Telling him about the 2nd liaison with jacket guy only cemented his thoughts about the 1st.
If he doesn't accept that you were going through a horrible time and genuinely thought you were over, then let him walk away. Don't beg and grovel. You have your whole life in front of you - cliché I know but so very true.

AramintaLee · 25/01/2021 13:44

I don't understand why you felt the need to tell him what you did when you were single. If he broke up with you, you're more than entitled to do whatever you want with whoever you want. The difference with the Friends analogy is that Rachel suggests taking "a break" which she clearly meant in a temporary way and Ross takes it to mean "break up". Presumably your boyfriend was a bit clearer than Rachel when he initially broke up with you and didn't do the bullshit, vague "let's go on a break" thing.

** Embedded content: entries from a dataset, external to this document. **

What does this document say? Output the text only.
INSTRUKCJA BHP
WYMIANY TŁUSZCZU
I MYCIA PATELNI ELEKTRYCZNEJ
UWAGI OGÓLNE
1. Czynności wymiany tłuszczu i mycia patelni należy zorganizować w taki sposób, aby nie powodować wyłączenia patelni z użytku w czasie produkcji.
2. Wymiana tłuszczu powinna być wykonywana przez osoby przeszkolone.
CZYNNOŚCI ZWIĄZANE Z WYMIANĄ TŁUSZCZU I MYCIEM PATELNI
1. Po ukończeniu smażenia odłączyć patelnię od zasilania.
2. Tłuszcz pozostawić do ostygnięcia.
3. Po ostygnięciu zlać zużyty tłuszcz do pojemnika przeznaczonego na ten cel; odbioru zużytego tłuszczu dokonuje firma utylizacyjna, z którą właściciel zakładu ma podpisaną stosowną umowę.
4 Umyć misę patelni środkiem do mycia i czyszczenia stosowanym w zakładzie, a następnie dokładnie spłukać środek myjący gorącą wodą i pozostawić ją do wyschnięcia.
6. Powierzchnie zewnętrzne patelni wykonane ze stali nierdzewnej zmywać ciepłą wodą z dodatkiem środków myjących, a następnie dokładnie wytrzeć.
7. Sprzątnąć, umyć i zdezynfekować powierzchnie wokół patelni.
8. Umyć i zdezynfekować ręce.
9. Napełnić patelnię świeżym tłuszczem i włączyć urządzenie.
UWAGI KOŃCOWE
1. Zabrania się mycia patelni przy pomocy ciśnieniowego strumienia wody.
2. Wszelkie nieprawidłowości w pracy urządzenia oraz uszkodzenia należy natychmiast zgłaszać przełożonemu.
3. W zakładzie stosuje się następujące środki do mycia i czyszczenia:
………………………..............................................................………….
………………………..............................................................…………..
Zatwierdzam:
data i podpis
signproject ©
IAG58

I get you want to be honest in your relationship but that doesn't mean you have to volunteer up all the details of what you got up to when you were single.

Also I wasn't clear as to whether the guy you spend the evening with initially and then fooled around with later is the same guy. Because that's why he might have broken up with you. Clearly he's insecure about this guy and I wonder if you also might like him more than you're letting on.

crestar · 25/01/2021 13:57

Ok, my best advice is to have a break for a week or two and both really think what you want.

Let him sleep with whoever he wants in the break - you have the option to do that too of course - you're free agents (you already did last time basically).

If at the end of that break if you still want each other - then live happily ever after.